4 books that are an ode to fathers
This Father’s Day, Bookends cheers to the fathers who do right by their families and are present for moulding the values of their children. For the bookish fathers among us, we recommend four books that celebrate good fathers.
Dreams from my Father: A Story of Race and Inheritance, by Barack Obama
In this iconic #1 New York Times best-selling memoir by the former president of the United States that the late Toni Morrison calls “quite extraordinary”, Obama lyrically, unsentimentally and compellingly ruminates on finding a workable meaning to his life as a black American. His search takes him to New York where he learns that his father, who he knows more as myth than man, has been killed in a car crash. This sudden death sparks an emotional odyssey tracing his roots by way of his white mother’s migration to Hawaii before sojourning to Kenya, where he meets the African side of his family where he confronts the truth of his father’s mysterious life and reconciles his divided inheritance. The book has been deemed one of Essence’s 50 Most Impactful Black Books of the Past 50 Years.
Between the World and Me , by Ta-Nehisi Coates
In this profound work by a rising literary star who has, over the past few years, emerged as one of the biggest thought leaders on the state of race in America, Coates offers a powerful new framework for understanding American history vis a vis their built empire on the idea of race, the exploitation of black bodies through slavery and segregation. Coates, in this book, which takes the form of a letter to his adolescent son, attempts to present his answers to the questions of what his place in the world is through a series of revelatory experiences meant to illuminate the past, confront the present, and offer a vision for the way forward.
To Kill a Mockingbird, by Harper Lee
This perennial favourite and Pulitzer winner is cherished because, among other things, it tells a story of one father instilling values of honour and justice in his children. It has sold more than 40 million copies worldwide since its first print run in June 1960, when it was an instant hit. During the Great Depression in fictional Maycomb, Alabama, widowed lawyer Atticus Finch must defend a black man unfairly accused of the rape of a white woman.
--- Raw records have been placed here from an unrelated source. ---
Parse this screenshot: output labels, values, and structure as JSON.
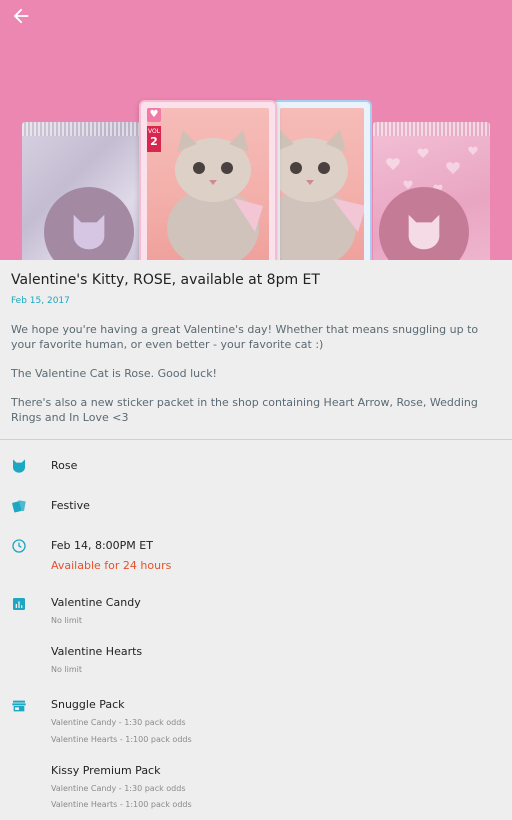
{
  "header": {
    "back_icon": "arrow-left-icon"
  },
  "hero": {
    "background_color": "#ec87b1",
    "card_volume_label": "VOL",
    "card_volume_number": "2"
  },
  "post": {
    "title": "Valentine's Kitty, ROSE, available at 8pm ET",
    "date": "Feb 15, 2017",
    "paragraphs": [
      "We hope you're having a great Valentine's day! Whether that means snuggling up to your favorite human, or even better - your favorite cat :)",
      "The Valentine Cat is Rose. Good luck!",
      "There's also a new sticker packet in the shop containing Heart Arrow, Rose, Wedding Rings and In Love <3"
    ]
  },
  "details": {
    "accent_color": "#1ca7c2",
    "cat": {
      "icon": "cat-face-icon",
      "label": "Rose"
    },
    "theme": {
      "icon": "cards-icon",
      "label": "Festive"
    },
    "time": {
      "icon": "clock-icon",
      "label": "Feb 14, 8:00PM ET",
      "availability": "Available for 24 hours"
    },
    "limits": {
      "icon": "bar-chart-icon",
      "items": [
        {
          "name": "Valentine Candy",
          "limit": "No limit"
        },
        {
          "name": "Valentine Hearts",
          "limit": "No limit"
        }
      ]
    },
    "packs": {
      "icon": "store-icon",
      "items": [
        {
          "name": "Snuggle Pack",
          "odds": [
            "Valentine Candy - 1:30 pack odds",
            "Valentine Hearts - 1:100 pack odds"
          ]
        },
        {
          "name": "Kissy Premium Pack",
          "odds": [
            "Valentine Candy - 1:30 pack odds",
            "Valentine Hearts - 1:100 pack odds"
          ]
        }
      ]
    }
  }
}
Atticus, despite much blowback and racially motivated aggression from what his overwhelmingly white community sees as his wrong-headed crusading, must risk everything in an attempt to get justice, showing rather than telling his children a valuable lesson about what it means to walk around in someone else’s shoes regardless of colour, class or creed. Oscar-winning film version (1962) stars Gregory Peck.
The Lovely Bones, by Alice Sebold
Narrated by a 14-year-old girl, Susie Salmon, who has been brutally murdered, one of the themes this 2002 novel examines the unconditional love a father has for his child. Dogged in his determination to expose someone he strongly suspects to be her killer, he will stop at nothing — through intuition and subliminal messages from Susie in an afterlife she calls heaven — to bring her killer to justice. Susie’s in-between world presents an interesting perspective on life after death, and the collapse of the family from grief is another heavy subject matter, but in author Sebold’s capable hands, the book manages to stay away from being overwrought and maudlin. Susie’s narration is gripping from the first line: “My name was Salmon, like the fish; first name, Susie. I was fourteen when I was murdered on December 6, 1973.” Film version (2009) stars Saoirse Ronan, Stanley Tucci, Mark Wahlberg.